大津市で起こった「いじめ自殺」事件の余波が止まりません。
率直な感想を言えば、「何が真実か分からない」
一連の大津市教委の対応もさることながら、テレビ各局、新聞等々マスコミの報道もワイドショー化し、結局事件の全容が不透明。
最終的には、大津市長が設置を明言した、第三者による調査機関の報告が出るまで、全てが明るみにならないと思っております。
ご都合主義のマスコミ報道の中でも、「隠ぺい体質」があった、というのは大かた正しいのでは。
学校社会、教員の世界というのは、いじめは学校の管理不行き届きとみなされるため、その事実を事実としてカウントしない、無かったことにする傾向がある、というような話を聞いたことがあります。
本来リスクマネジメントとは、リスクとなる事象が起こらないように防止策を講ずるほかに、コトが起こったときに損害(被害)を最小限に抑えることができる備えをしておくことだと思います。
つまり、学校にはいじめが存在する、という前提の元、最悪の事態を招かないような、迅速な対応が可能となる体制を作っておく必要があるのではないでしょうか。
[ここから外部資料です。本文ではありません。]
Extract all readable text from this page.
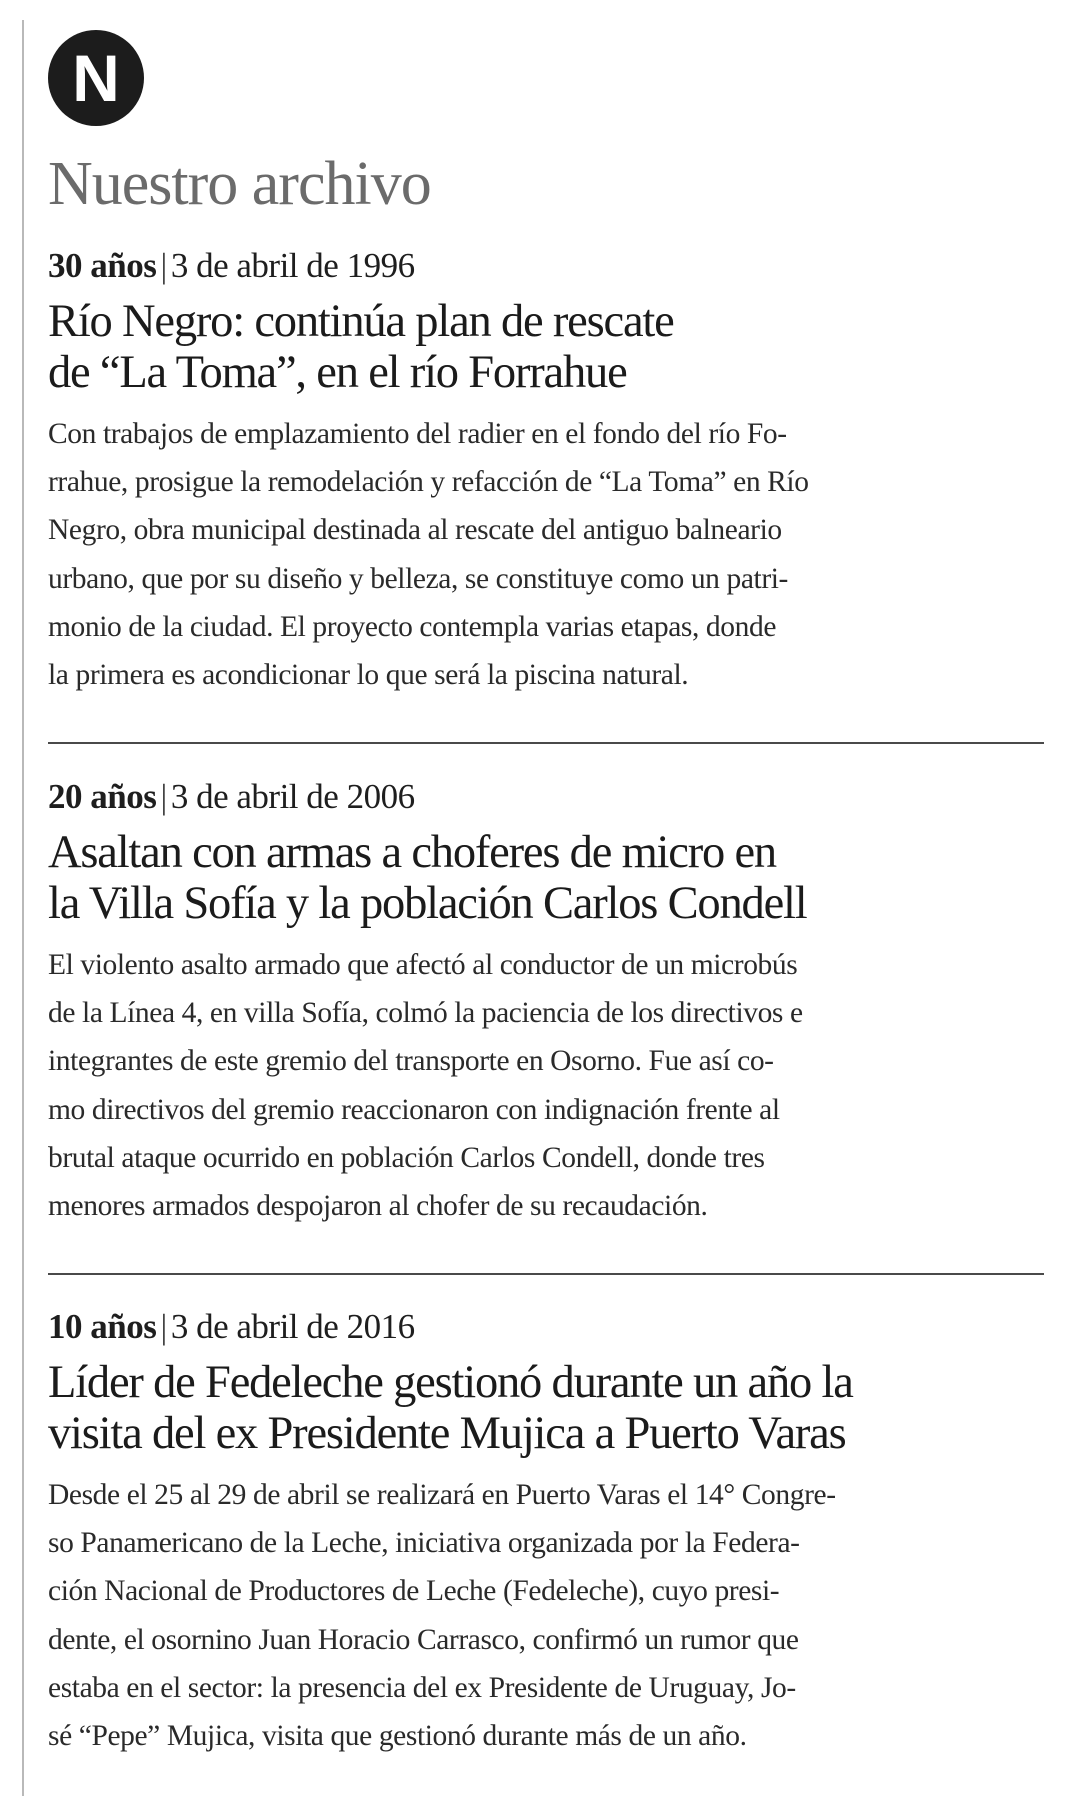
N
Nuestro archivo
30 años | 3 de abril de 1996
Río Negro: continúa plan de rescate
de “La Toma”, en el río Forrahue
Con trabajos de emplazamiento del radier en el fondo del río Fo-
rrahue, prosigue la remodelación y refacción de “La Toma” en Río
Negro, obra municipal destinada al rescate del antiguo balneario
urbano, que por su diseño y belleza, se constituye como un patri-
monio de la ciudad. El proyecto contempla varias etapas, donde
la primera es acondicionar lo que será la piscina natural.
20 años | 3 de abril de 2006
Asaltan con armas a choferes de micro en
la Villa Sofía y la población Carlos Condell
El violento asalto armado que afectó al conductor de un microbús
de la Línea 4, en villa Sofía, colmó la paciencia de los directivos e
integrantes de este gremio del transporte en Osorno. Fue así co-
mo directivos del gremio reaccionaron con indignación frente al
brutal ataque ocurrido en población Carlos Condell, donde tres
menores armados despojaron al chofer de su recaudación.
10 años | 3 de abril de 2016
Líder de Fedeleche gestionó durante un año la
visita del ex Presidente Mujica a Puerto Varas
Desde el 25 al 29 de abril se realizará en Puerto Varas el 14° Congre-
so Panamericano de la Leche, iniciativa organizada por la Federa-
ción Nacional de Productores de Leche (Fedeleche), cuyo presi-
dente, el osornino Juan Horacio Carrasco, confirmó un rumor que
estaba en el sector: la presencia del ex Presidente de Uruguay, Jo-
sé “Pepe” Mujica, visita que gestionó durante más de un año.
今回の事件に関する記者会見や報道では、いじめに対してどういう体制をとっていたのか、そして現にどういう対応をしたのか、それがどのくらい効果があったのか(なかったのか)など、アプローチの方法の検証というものがあまり触れられていません。
そういった検証ををせず、責任の所在や犯人捜しに終始すれば、いずれまた同様の事件が発生し、尊い命が失われることになりかねません。
ともあれ、とりあえずは早急なる事件の全容解明を期待したいと思います。